Meskipun penyebab pruritus akut sering mudah diidentifikasi (misalnya, reaksi
terhadap alergen atau episode urtikaria) dan mudah diobati, ini bukan kasus
untuk pruritus kronis.33 Proses kompleks, termasuk kepekaan perifer dan pusat
yang melibatkan kebanyakan orang neuromodulator dan reseptor di semua
tingkatan sistem saraf, diyakini terjadi, menjelaskan kegigihan pruritus
bahkan setelah penyebab semula dihilangkan.

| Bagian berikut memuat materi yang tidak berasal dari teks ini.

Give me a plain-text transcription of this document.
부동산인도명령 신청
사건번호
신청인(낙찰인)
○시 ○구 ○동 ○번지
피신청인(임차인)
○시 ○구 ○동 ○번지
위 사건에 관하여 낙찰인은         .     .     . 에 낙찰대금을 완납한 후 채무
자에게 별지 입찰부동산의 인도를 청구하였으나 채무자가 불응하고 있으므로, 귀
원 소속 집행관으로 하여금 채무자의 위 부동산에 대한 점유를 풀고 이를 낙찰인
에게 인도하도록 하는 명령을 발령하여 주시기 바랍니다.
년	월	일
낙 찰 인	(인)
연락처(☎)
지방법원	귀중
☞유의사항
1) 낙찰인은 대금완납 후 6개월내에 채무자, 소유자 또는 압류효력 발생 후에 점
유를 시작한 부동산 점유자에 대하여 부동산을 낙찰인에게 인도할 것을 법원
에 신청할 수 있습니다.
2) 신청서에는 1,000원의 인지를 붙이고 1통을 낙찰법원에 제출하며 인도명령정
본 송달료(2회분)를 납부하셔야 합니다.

Karena pruritus adalah gejala yang sangat kompleks yang berpotensi timbul
dari banyak penyakit klinis yang berbeda, pendekatan diagnostik sistematis
sangat menentukan untuk manajemen klinisnya. Sebuah sistem klasifikasi klinis
yang dikembangkan oleh Forum Internasional untuk Studi Gatal (IFSI) membagi
pasien pruritus kronis menjadi kelompok sesuai dengan kondisi kulit mereka
(Gambar 21-4) .33 Pasien dapat mengalami pruritus pada kulit yang meradang
(IFSI grup I) , pada kulit yang tampaknya normal (IFSI kelompok II), atau
disertai dengan lesi gores kronis (IFSI kelompok III) (Gbr. 21-5). Sistem
klasifikasi ini memiliki relevansi diagnostik. Misalnya, walaupun biopsi
kulit untuk pemeriksaan histologis mungkin berguna dalam mengkarakterisasi
lebih lanjut kemungkinan dermatosis pada pasien dengan kulit yang meradang
atau mereka yang memiliki lesi goresan kronis, pemeriksaan laboratorium untuk
menyelidiki kemungkinan kondisi sistemik atau neurologis mendapatkan
relevansi pada pasien dengan pruritus pada kulit normal atau dengan kronis
lesi awal (Gbr. 21-4) .
PENDEKATAN TERAPEUTIK
Jika asal usul pruritus dapat ditentukan, dokter harus menyiapkan terapi yang
ditargetkan, misalnya, obat imunosupresif (misalnya, siklosporin) untuk
dermatitis atopik, gabapentinoid untuk pruritus neuropatik, dan antidepresan
(misalnya paroxetine) untuk pruritus paraneoplastik.
Jika etiologi tetap tidak diketahui atau terapi yang ditargetkan tidak
berhasil, terapi topikal simtomatik atau sistemik (atau keduanya) dianjurkan.
Penggunaan topikal inhibitor kalsineurin mungkin berguna ketika berhadapan
dengan kondisi inflamasi, dan capsaicin telah menunjukkan kemanjuran dalam
banyak gangguan seperti neuropatik dan pruritus aquagenik. Anestesi lokal
dapat digunakan untuk notalgia paraesthetica. Antidepresan adalah agen
sistemik yang berguna untuk pruritus dari berbagai asal, dan naltrexone dapat
membantu melawan pruritus kolestatik dan nefrogenik. Banyak obat lain telah
digunakan dalam pengobatan pruritus dari berbagai asal dan dapat
dikonsultasikan dalam pedoman yang tersedia.